Les avis des observateurs au fait des questions économiques, quant à la véracité du taux d’inflation qu’enregistre l’Algérie, demeurent partagés. Si un panel d’experts, se référant aux rapports de la très officielle Banque d’Algérie, relayés par les statistiques de l’ONS, affichent leur approbation nuancée, d’autres spécialistes, en revanche, expriment carrément leur désaccord.
La situation socioéconomique peu reluisante qui prévaut actuellement dans le pays, suite à la chute des prix du pétrole, contraint les “managers politiques” à dresser un tableau plutôt morose et n’hésiteraient pas à jouer sur les chiffres. Et les dirigeants des divers organismes en charge de l’information économique sont à chaque fois tenus de ménager la chèvre et le chou. D’un côté, ils sont obligés d’accomplir la mission informative qui leur est dévolue afin de préserver un minimum de crédibilité, d’un autre, les chiffres qu’ils publieront ne doivent pas fâcher les responsables hiérarchiques et aller à contresens de la politique économique prônée en haut lieu.
Résultats des courses : certaines conclusions des bilans établis ne reflètent guère la réalité du terrain. Les analyses accomplies par plusieurs spécialistes font éclater au grand jour cette triste vérité. L’on note au moins un point sur lequel tous les analystes se mettent d’accord. C’est que depuis janvier 2015, la plupart des produits ont connu une hausse vertigineuse ayant un impact direct sur le pouvoir d’achat des Algériens. D’où la pertinence de réactualiser régulièrement l’indice global de l’inflation d’autant plus que les besoins évoluent de manière constante. “Le taux d’inflation officiel est biaisé, devant l’éclater par produits selon le modèle de consommation par couches sociales et de surcroît comprimé artificiellement par les subventions, sinon il dépasserait les 10%”, constate l’économiste Abderrahmane Mebtoul. Pour un problème aussi complexe que celui de l’inflation, relève-t-il, il serait plus judicieux, voire impératif, de préciser qu’une analyse objective doit tenir compte de la structure et des particularités de l’économie nationale et internationale, de la stratégie de développement économique, des schémas de consommation. “Comment les Algériens aux bourses moyennes ou ne dépassant pas le SNMG peuvent-ils vivre décemment, alors que le kilo de viande avoisine les 1 000 DA et la majorité des fruits dépasse 200 DA le kilo, sans oublier les produits de première nécessité comme la pomme de terre vendue à 90 DA ?”, s’interroge cet expert. La dévaluation rampante du dinar, les 75% des besoins des ménages et des entreprises publiques et privées importés et la distorsion entre le taux de changes officiel et celui pratiqué sur le marché parallèle, les vendeurs s’alignant souvent sur le cours du marché parallèle, constituent aussi, aux yeux de Mebtoul, un autre facteur qui contredit le taux d’inflation avancé par les institutions publiques.
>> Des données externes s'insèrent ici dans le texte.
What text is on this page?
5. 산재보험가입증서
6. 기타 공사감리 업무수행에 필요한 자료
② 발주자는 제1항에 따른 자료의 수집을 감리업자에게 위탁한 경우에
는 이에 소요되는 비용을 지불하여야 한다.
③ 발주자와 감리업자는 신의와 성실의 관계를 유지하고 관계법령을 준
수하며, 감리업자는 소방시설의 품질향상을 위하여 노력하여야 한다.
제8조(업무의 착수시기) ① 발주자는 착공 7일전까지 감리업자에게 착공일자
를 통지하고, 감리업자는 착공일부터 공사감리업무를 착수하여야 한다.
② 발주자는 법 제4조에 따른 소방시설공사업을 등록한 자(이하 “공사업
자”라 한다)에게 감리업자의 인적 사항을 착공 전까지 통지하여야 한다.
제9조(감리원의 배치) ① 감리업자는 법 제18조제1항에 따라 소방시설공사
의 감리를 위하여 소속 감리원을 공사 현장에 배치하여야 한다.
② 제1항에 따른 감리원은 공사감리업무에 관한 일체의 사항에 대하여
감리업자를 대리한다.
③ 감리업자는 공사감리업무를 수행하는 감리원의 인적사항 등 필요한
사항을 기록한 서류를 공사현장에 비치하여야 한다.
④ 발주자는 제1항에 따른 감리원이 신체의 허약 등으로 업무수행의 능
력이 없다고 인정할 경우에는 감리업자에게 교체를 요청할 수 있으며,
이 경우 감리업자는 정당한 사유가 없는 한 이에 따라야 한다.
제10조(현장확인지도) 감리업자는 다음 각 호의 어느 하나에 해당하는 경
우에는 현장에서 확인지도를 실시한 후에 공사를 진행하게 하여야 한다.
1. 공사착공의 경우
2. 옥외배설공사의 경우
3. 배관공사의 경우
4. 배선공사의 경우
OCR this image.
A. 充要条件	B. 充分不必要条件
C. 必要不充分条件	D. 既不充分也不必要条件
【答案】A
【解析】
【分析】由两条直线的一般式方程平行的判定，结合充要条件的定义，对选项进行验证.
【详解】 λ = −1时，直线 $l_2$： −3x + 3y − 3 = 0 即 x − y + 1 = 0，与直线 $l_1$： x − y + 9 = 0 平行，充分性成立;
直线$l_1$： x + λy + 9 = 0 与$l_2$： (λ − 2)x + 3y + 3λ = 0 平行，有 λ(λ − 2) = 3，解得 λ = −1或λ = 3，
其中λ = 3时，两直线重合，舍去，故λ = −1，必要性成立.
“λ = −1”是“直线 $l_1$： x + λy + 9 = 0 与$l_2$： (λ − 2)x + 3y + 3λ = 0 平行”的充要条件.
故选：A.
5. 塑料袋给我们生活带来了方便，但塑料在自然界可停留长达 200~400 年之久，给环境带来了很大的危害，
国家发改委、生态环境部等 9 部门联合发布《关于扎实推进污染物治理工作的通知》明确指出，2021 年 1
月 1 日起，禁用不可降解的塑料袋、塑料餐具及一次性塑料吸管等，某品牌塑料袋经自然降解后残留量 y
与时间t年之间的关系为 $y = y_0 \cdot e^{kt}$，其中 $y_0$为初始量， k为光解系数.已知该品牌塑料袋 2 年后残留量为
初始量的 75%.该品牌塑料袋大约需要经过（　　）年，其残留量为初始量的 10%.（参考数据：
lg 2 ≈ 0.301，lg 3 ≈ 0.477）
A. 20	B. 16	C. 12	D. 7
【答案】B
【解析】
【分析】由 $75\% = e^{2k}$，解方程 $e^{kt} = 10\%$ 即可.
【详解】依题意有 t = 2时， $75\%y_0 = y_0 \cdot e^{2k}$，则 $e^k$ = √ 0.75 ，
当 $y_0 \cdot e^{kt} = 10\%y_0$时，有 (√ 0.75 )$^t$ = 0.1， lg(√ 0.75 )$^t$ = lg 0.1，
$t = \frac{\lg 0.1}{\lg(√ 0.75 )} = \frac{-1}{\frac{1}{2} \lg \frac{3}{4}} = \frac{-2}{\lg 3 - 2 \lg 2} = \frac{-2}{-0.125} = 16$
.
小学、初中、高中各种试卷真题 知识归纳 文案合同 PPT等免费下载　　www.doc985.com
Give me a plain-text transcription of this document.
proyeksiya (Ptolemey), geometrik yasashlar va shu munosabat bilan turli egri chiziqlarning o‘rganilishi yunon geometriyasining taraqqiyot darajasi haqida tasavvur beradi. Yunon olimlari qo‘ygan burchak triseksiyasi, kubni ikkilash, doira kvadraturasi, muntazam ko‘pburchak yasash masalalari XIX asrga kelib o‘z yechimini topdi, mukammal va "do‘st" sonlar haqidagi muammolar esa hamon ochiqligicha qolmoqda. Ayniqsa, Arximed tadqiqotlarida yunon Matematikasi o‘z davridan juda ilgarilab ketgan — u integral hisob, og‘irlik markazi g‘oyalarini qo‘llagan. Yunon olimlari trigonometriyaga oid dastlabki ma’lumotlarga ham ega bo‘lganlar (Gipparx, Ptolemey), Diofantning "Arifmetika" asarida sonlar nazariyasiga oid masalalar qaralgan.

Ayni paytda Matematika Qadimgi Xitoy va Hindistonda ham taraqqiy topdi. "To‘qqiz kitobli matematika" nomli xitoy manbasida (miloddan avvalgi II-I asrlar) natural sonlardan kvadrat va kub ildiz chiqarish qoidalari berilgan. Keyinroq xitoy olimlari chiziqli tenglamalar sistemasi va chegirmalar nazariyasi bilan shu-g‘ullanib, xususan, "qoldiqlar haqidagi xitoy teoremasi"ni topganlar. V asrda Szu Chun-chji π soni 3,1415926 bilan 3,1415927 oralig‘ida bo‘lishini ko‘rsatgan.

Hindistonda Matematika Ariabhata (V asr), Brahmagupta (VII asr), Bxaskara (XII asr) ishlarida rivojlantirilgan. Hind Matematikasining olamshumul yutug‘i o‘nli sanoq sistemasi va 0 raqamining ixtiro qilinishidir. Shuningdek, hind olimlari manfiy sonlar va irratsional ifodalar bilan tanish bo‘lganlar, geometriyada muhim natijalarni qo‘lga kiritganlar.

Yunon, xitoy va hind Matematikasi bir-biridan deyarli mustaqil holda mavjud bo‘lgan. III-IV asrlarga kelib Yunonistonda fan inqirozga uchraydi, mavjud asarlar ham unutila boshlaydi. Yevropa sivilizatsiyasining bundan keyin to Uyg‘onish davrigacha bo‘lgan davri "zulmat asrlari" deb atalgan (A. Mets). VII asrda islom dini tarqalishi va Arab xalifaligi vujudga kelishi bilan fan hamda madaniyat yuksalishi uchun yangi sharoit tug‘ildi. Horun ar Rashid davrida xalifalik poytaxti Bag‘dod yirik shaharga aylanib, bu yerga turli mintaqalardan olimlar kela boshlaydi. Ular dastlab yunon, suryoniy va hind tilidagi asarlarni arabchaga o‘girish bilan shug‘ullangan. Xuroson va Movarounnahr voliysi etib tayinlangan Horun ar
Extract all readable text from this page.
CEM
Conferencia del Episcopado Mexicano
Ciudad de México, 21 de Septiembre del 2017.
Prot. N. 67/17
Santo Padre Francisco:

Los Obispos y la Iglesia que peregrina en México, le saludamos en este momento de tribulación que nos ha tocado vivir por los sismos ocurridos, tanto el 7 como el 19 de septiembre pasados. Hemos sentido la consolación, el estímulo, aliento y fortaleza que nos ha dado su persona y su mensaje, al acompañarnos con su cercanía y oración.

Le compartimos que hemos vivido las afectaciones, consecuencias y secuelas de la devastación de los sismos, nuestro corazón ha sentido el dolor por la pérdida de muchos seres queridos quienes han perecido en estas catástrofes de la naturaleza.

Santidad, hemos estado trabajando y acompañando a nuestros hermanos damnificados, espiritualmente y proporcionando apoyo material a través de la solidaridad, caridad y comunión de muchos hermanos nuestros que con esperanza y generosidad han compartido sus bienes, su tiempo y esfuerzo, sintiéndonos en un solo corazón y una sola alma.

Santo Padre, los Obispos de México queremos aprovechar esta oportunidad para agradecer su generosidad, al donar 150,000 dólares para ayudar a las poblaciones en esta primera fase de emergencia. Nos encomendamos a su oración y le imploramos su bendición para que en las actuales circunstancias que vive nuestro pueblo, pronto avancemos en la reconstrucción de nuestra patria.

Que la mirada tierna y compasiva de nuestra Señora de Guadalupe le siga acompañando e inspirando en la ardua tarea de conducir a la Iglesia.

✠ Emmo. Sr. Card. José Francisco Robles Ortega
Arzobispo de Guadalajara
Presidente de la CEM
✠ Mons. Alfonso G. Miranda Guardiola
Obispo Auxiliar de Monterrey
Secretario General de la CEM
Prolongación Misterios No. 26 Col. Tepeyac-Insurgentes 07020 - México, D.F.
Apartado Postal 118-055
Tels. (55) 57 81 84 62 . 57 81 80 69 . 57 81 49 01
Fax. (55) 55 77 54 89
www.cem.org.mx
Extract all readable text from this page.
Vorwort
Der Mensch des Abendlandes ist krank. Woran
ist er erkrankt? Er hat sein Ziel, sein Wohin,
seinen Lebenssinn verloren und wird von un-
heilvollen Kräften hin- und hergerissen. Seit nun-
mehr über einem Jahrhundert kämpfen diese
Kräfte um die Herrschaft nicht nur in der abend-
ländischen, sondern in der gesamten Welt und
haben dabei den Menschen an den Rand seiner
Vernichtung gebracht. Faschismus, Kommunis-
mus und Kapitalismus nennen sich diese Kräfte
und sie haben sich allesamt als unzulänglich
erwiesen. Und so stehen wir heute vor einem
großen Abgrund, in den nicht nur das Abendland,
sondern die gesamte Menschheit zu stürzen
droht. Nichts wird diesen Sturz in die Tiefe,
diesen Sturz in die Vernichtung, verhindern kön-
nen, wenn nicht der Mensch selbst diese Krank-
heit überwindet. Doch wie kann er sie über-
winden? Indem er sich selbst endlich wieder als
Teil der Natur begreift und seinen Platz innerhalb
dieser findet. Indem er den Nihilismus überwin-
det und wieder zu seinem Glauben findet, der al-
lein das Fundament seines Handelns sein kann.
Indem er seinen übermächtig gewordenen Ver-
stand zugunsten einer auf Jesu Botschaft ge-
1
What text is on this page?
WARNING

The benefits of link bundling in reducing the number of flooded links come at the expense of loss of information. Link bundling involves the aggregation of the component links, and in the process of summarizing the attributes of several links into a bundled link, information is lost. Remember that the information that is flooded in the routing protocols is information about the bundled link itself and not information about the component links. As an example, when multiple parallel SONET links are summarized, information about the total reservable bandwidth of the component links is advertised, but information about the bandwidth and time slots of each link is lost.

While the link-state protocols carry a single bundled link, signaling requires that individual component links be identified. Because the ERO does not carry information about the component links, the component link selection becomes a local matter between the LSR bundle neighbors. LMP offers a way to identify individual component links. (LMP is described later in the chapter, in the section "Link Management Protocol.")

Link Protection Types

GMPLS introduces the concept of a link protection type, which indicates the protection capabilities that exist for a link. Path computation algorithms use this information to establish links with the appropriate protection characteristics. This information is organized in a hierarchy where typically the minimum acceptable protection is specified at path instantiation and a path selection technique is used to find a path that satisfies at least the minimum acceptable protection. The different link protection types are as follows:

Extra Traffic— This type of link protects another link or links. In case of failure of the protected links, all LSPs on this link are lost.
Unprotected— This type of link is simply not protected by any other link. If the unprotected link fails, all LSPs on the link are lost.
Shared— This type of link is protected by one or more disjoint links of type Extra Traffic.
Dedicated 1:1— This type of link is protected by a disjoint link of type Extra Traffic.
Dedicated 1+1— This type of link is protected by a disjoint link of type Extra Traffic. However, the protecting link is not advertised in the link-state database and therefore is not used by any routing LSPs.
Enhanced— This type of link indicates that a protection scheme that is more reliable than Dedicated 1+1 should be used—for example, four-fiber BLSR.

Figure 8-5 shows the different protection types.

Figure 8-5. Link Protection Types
Néanmoins, l’élément le plus “dynamique” qui apporte cette contradiction aux chiffres des pouvoirs publics reste incontestablement la dominance de la sphère informelle qui engendre des dysfonctionnements sur la scène économique du pays.
“Cette sphère informelle en Algérie contrôle entre 65 et 70% des segments de produits de première nécessité auxquels plus de 70% des ménages consacrent presque l’intégralité de leurs revenus (marché de fruits et légumes, poisson, viandes rouge et blanche, textile et cuir) et sans compter les factures de plus en plus élevées de l’eau et de l’électricité qui absorbent une fraction importante du revenu des ménages pauvres et moyens accroissant leur endettement”, affirme ce spécialiste pour qui le secteur informel contrôle entre 40 et 50% de la masse monétaire en circulation avec une importante intermédiation financière informelle mais avec des taux d’usure accroissant l’endettement des ménages qui s’adressent à cette sphère.
B.K.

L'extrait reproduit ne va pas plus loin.